Local first responders remember 9/11 attacks
NEW YORK — The U.S. marked the 15th anniversary of 9/11 on Sunday, with victims' relatives reading their names and reflecting on a loss that still felt as immediate to them as it was indelible for the nation.
"It doesn't get easier. The grief never goes away. You don't move forward — it always stays with you," Tom Acquaviva, who lost his son, Paul Acquaviva, said as he joined over 1,000 victims' family members, survivors and dignitaries at ground zero under an overcast sky.
For Dorothy Esposito, too, the 15 years since she lost her son, Frankie, is "like 15 seconds."
James Johnson was there for the first time since he last worked on the rescue and recovery efforts in early 2002, when he was a New York City police officer.
"I've got mixed emotions, but I'm still kind of numb," said Johnson, now a police chief in Forest City, Pennsylvania. "I think everyone needs closure, and this is my time to have closure."
Nearly 3,000 people died when hijacked planes slammed into the World Trade Center, the Pentagon and a field near Shanksville on Sept. 11, 2001. It was the deadliest terror attack on American soil.
The 15th anniversary arrives in a country caught up in a combustible political campaign, keenly focused on political, economic and social fissures and still fighting terrorism. Homeland Security Secretary Jeh Johnson said on Sunday news shows that the United States is safer now than it was in 2001 against another 9/11-style attack but continues to face the challenge of potential attacks by solo and homegrown violent extremists.
President Barack Obama, speaking at the Pentagon memorial service, praised America's diversity and urged Americans not to let their enemies divide them. Some victims' relatives at ground zero pleaded for the nation to look past its differences.
"The things we think separate us really don't. We're all part of this one Earth in this vast universe," said Granvilette Kestenbaum, who lost her astrophysicist husband, Howard Kestenbaum.
Others expressed hopes for peace or alluded to the presidential race: "Guide America's next commander-in-chief and help make America safe again," said Nicholas Haros, who lost his mother, Frances Haros.
Still, the nation tries to put partisan politics on hold on the anniversary, and both Democratic presidential candidate Hillary Clinton and Republican rival Donald Trump were at the anniversary ceremony at the World Trade Center. Politicians have been allowed to attend the ceremony, but not speak, since 2011.
Clinton and Trump also followed a custom of halting television ads for the day.
Meanwhile, hundreds of people gathered for a name-reading observance at the Flight 93 National Memorial in Shanksville, Pennsylvania, where one of the hijacked planes crashed 15 years ago.
In New York, ceremony organizers included some additional music and readings Sunday to mark the milestone year. But they kept close to what are now traditions: moments of silence and tolling bells, an apolitical atmosphere and the hourslong reading of the names of the dead.

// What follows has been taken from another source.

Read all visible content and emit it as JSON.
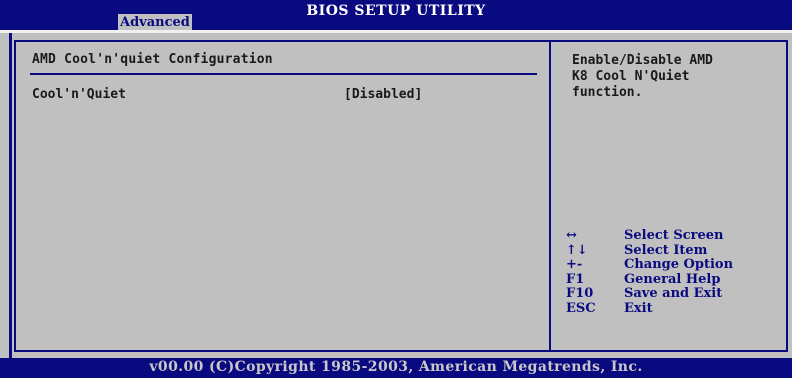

For relatives, it's an occasion to keep their loved one in the public's consciousness, while also having a tone of personal remembrance. Some speakers updated their lost loved ones on weddings and grandchildren or described how their loss had moved them to do something for others.
Ryan Van Riper said he planned to honor his slain grandmother, Barbara Shaw, by serving the country. Jerry D'Amadeo, who was 10 when he lost his father, Vincent Gerard D'Amadeo, said he worked this summer with children at Sandy Hook Elementary School in Newtown, Connecticut, where 20 children and six school staffers were massacred in 2012.

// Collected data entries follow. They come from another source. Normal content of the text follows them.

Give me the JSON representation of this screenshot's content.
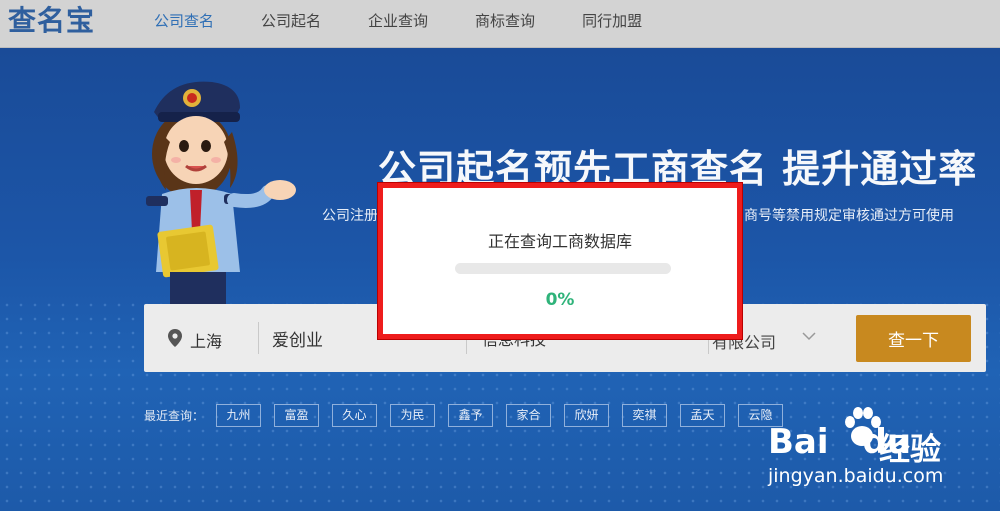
{
  "header": {
    "logo": "查名宝",
    "nav": [
      {
        "label": "公司查名",
        "active": true
      },
      {
        "label": "公司起名",
        "active": false
      },
      {
        "label": "企业查询",
        "active": false
      },
      {
        "label": "商标查询",
        "active": false
      },
      {
        "label": "同行加盟",
        "active": false
      }
    ]
  },
  "hero": {
    "headline": "公司起名预先工商查名  提升通过率",
    "subtitle_left": "公司注册",
    "subtitle_right": "商号等禁用规定审核通过方可使用"
  },
  "search": {
    "location": "上海",
    "company_name_value": "爱创业",
    "industry_value": "信息科技",
    "company_type": "有限公司",
    "button_label": "查一下"
  },
  "recent": {
    "label": "最近查询：",
    "tags": [
      "九州",
      "富盈",
      "久心",
      "为民",
      "鑫予",
      "家合",
      "欣妍",
      "奕祺",
      "孟天",
      "云隐"
    ]
  },
  "modal": {
    "title": "正在查询工商数据库",
    "progress_percent": 0,
    "progress_label": "0%"
  },
  "watermark": {
    "brand_latin": "Bai",
    "brand_latin_2": "du",
    "brand_cn": "经验",
    "url": "jingyan.baidu.com"
  },
  "colors": {
    "accent": "#2f6fb5",
    "button": "#c8891f",
    "progress": "#2fb37a",
    "modal_border": "#ee1c1c",
    "hero_bg": "#1b4c9a"
  },
  "icons": {
    "location": "map-pin-icon",
    "dropdown": "chevron-down-icon",
    "watermark_paw": "paw-icon"
  }
}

"Sometimes the bad things in our lives put us on the path to where we should be going — to help others as many have helped me," he said.
Financial and other hurdles delayed the redevelopment of the Trade Center site early on, but now the 9/11 museum, three of four currently planned skyscrapers, an architecturally adventuresome transportation hub and shopping concourse and other features stand at the site. A design for a long-stalled, $250 million performing arts center was unveiled Thursday.

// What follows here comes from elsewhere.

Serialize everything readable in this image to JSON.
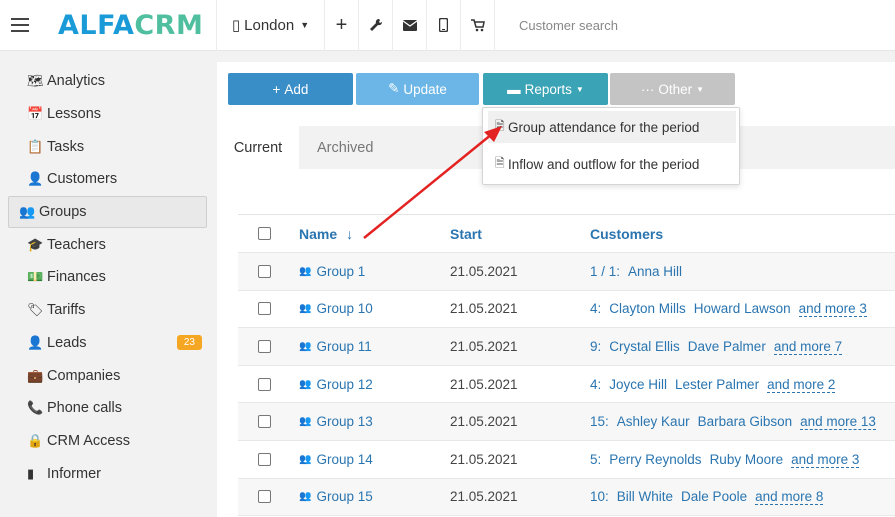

The crowd has thinned somewhat at the anniversary ceremony in recent years. But some victims' family members, like Cathy Cava, have attended all 15 years.
"I will keep coming as long as I am walking and breathing," Cava said, wearing a T-shirt with a photo of her slain sister, Grace Susca Galante.
"I believe most of her spirit, or at least some of her spirit, is here. I have to think that way."